Two hydrogen atoms can interact with each other to form a molecule that changes the probability distributions of all four subatomic particles.

There are also theories (known collectively as ‘objective collapse theories’) that view the collapse of the wave function as well as the wave function as ‘real’, in contrast to the Copenhagen interpretation, which states that a collapse takes place, but doesn’t view the wave function as fundamental (only the square of its absolute has physical significance), or for instance the many-worlds interpretation, where the wave function doesn’t collapse, but instead all possible states persist decoherent from each other.
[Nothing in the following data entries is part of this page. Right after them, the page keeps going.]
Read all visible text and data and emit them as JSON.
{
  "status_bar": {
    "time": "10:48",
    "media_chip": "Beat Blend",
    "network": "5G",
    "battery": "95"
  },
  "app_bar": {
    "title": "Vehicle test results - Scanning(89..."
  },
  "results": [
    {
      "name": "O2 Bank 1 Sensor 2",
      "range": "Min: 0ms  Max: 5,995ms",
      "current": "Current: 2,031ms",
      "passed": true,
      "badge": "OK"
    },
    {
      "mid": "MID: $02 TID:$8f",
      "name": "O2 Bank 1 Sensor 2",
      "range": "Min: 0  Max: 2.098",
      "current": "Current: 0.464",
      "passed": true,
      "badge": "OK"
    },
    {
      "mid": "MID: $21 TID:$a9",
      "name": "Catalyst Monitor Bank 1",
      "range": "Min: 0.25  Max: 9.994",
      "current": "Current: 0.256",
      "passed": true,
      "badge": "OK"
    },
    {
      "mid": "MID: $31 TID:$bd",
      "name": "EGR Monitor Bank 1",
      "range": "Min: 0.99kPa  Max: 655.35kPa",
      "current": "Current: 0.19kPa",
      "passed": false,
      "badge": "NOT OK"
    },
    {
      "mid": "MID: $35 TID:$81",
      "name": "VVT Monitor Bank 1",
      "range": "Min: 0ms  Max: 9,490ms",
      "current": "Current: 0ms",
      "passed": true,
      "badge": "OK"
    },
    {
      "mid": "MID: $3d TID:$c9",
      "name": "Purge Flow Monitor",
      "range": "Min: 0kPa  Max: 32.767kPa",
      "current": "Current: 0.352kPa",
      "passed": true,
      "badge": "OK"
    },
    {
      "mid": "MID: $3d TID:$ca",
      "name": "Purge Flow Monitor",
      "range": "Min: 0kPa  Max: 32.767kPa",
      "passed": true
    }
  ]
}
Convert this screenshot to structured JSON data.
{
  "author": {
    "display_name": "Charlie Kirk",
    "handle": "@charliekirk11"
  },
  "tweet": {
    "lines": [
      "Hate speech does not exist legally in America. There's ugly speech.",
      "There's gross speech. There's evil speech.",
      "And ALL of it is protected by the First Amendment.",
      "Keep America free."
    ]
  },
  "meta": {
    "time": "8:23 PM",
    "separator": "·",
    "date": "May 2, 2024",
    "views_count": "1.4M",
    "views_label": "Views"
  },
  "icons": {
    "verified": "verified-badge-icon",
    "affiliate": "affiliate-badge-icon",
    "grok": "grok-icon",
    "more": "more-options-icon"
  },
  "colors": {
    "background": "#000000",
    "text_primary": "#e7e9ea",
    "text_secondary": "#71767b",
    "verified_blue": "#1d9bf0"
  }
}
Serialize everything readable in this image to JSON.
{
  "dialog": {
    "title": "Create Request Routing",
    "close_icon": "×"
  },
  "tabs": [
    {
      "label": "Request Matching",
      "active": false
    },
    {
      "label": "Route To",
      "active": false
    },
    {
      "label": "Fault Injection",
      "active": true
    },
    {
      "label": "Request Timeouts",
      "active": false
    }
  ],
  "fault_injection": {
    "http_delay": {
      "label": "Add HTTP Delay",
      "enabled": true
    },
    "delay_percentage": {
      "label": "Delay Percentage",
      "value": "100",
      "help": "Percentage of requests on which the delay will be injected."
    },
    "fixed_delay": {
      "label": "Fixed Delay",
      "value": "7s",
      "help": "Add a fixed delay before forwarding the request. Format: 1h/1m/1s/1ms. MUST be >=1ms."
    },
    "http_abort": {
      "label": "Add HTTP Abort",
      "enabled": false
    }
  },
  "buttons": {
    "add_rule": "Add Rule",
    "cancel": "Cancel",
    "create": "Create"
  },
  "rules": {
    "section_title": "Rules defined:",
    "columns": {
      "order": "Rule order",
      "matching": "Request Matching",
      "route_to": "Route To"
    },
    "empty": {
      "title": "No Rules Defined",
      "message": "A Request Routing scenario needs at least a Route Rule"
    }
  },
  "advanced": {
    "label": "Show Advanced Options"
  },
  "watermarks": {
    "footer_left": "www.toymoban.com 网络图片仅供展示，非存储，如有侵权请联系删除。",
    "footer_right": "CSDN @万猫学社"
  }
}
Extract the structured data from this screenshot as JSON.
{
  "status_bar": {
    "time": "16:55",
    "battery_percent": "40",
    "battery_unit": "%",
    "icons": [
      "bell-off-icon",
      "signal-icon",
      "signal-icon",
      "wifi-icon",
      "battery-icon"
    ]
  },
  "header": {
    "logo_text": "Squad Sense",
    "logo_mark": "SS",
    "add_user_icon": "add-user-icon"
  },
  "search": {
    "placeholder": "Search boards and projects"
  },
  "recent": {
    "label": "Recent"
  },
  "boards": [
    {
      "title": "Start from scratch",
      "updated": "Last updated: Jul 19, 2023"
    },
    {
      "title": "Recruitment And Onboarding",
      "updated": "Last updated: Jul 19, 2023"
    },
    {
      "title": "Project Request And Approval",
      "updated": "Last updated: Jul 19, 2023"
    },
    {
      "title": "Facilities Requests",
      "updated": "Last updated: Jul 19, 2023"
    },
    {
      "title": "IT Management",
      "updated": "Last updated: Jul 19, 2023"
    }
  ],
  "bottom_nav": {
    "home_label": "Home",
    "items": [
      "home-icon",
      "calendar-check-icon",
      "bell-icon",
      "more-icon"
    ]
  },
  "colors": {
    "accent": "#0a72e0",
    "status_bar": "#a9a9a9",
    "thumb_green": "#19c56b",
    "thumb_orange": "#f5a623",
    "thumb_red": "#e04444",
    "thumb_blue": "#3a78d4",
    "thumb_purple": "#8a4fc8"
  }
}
These theories aren’t really different interpretations of QM, but bona fide distinct theories, since they generally need to include modifications to the Schrödinger equation (for instance) in order to introduce an objective state reduction, or add some entirely new mechanism to bring about the collapse. Generally, this effectively leads to a probability for a system to spontaneously reduce to a classical state that grows bigger the more the system assumes classical dimensions; the systems, in some way, ‘measure themselves’ and loose their quantum nature.

This solves the problem in the OP in such a way that once decay products of some atom interact with ‘the environment’, it becomes in effect part of this environment and is thus near instantaneously reduced to a classical state of being decayed (provided the environment is a sufficiently macroscopic system), observer be damned.

However, those theories come with their own problems, most notably the apparently superluminal and non-local character of the collapses.